After many nights of contemplation, Dietrich accepted, vowing to forsake killing and instead extract souls. In his inducting confession, he confided to killing hundreds, some with bestial violence. When Psychopomps went to purify the site of his father’s and kinsmen’s death, they permitted Dietrich upon the site to speak with his father.

It’s said he changed entirely after this. Years passed as the Order trained him, sharpened his skills, and attuned his senses. Upon his induction, the crusade reached the gates of the Holy City. Over months, millions died, bathing the city in bloodshed never before experienced, sewing every quarter in a Gordian knot of corruption and torment. Despite all their sacrifice, the defeat of the Levians and their leader, the Vesperterrans inherited a city now uninhabitable.

Thus, the Psychopomps began the daunting Purification Campaign. Members were organized into detachments led by an Arbiter and given a part of the city to purify. Day and night, hour upon endless hour, he and his brothers suffered and slayed, pushed to unfathomable limits that saw bodies shut down. Weeks straight with no respite, bodies abused mercilessly to irreparable mutilation, minds pushed to perpetual flirtation with madness, many died. Some collapsed from exhaustion, some succumbed to corrupted wounds, and others put down after falling to madness.

After three weeks of no sleep and no rest, Dietrich and his brothers purified the districts that would form the Haas Ward. For this, fate demanded his sight, his arm again was lost, and anathema blackened his torso to oblivion. Unable to continue, unwilling to fall to madness, he was given death by honorable discharge. Amidst prayer, chants, and the witness of many brothers, as he sat calm upon his knees, Dietrich’s Chapter Master offered a testament to the Ichorians before thrusting his sword into the base of Dietrich’s neck. All called to their patron Morrius to give him abode in mighty halls.

“No official or common records know the precise numbers,” Art begins to conclude, “but it is believed Dietrich and his brothers slayed thousands of broodlings, with the Arbiter himself credited with hundreds.” He punctuates with a huff of admiration. “Since then, millions have come to call the Haas Ward home. The Mission site was the base of operations that Dietrich’s detachment operated from, and where his statue now stands is where he was honorably discharged and interred.”

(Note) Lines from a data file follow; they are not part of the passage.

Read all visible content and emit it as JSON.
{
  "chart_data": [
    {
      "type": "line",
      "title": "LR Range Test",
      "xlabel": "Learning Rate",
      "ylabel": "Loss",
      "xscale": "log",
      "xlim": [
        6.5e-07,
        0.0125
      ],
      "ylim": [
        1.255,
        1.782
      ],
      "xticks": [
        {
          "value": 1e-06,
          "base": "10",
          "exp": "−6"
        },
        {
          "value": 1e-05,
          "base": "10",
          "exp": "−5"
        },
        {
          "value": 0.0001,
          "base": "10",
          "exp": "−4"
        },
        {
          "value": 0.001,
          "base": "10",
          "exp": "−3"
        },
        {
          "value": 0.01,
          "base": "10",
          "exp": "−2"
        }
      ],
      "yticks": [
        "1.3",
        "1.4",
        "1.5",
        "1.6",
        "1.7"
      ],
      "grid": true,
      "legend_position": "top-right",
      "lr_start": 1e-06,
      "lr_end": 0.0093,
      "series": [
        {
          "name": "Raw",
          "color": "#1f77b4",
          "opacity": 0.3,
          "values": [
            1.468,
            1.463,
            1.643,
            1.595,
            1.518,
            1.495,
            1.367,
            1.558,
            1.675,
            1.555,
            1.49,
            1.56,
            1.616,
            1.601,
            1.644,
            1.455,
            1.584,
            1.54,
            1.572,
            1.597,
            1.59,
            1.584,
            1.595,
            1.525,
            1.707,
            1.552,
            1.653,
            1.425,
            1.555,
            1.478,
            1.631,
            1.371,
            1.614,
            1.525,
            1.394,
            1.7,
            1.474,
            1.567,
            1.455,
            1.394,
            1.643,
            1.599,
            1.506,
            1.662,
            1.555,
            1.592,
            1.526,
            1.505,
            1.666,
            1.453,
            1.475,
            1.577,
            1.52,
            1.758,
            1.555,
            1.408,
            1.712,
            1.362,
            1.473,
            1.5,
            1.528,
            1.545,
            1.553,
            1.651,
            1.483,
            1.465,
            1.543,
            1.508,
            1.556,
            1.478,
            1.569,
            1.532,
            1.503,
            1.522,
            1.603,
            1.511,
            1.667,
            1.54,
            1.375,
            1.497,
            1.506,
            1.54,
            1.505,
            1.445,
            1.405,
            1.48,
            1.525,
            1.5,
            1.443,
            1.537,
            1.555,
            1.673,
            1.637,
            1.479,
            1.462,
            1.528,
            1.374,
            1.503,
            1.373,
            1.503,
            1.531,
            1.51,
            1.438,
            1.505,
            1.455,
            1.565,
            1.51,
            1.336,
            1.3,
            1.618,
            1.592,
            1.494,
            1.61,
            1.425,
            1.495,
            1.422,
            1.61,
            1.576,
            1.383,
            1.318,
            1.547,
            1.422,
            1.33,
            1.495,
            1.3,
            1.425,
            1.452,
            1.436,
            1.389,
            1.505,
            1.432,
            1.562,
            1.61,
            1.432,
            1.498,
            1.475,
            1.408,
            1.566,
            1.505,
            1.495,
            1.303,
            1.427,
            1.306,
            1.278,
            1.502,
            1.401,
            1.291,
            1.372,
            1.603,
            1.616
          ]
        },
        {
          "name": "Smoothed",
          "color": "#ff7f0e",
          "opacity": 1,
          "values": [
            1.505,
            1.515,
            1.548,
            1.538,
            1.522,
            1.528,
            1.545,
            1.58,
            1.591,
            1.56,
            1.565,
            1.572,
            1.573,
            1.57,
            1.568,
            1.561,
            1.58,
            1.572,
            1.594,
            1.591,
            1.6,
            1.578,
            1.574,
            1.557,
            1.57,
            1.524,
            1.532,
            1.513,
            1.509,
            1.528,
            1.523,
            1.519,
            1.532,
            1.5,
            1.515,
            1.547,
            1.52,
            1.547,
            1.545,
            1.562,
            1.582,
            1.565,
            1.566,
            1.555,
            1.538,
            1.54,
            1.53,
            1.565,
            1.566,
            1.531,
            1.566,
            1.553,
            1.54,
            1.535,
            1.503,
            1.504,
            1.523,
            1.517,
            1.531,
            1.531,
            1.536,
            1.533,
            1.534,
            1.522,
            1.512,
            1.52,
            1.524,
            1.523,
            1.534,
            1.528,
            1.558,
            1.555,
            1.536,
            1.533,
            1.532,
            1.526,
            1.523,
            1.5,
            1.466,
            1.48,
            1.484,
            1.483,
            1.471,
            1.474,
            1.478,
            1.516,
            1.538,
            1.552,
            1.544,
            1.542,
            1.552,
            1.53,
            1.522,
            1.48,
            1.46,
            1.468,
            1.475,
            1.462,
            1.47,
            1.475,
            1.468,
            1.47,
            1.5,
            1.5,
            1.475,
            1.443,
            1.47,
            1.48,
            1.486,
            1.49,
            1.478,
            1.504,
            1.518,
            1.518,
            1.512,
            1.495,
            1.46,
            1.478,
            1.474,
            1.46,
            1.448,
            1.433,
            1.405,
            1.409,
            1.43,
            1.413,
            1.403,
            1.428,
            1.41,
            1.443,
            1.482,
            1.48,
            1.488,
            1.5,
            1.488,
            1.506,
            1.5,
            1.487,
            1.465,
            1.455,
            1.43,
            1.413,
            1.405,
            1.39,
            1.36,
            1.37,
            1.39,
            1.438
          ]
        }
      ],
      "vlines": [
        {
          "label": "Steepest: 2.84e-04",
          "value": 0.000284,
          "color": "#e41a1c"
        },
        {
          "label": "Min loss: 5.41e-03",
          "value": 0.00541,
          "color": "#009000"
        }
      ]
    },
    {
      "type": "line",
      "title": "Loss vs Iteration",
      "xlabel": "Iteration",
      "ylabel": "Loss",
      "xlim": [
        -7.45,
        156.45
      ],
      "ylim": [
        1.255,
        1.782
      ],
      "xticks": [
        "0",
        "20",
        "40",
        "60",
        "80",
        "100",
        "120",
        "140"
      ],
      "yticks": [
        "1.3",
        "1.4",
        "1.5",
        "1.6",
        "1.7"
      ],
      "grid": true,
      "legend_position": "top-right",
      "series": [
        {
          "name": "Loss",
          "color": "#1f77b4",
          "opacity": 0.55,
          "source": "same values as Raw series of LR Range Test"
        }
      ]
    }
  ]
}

A titan of the Order, Ewain ponders, whose accomplishments anchored his name in history and gave to millions a home in this holy residence. Such service for the people, for the Ichorians, there could be no doubt the man earned absolution and reverent songs through the ages. His tale became one for young boys to listen to with fascination, to become part of their imagination and dreams…. What dreams he used to have.

“Thousands of souls, he must have Delivered, Art,” Ewain muses as he regards the city husks all around, “Restoring a part of the Holy City…to wield such ferocity…” his voice drips with deference, “the Gods truly rewarded and welcomed him. He was Worthy.”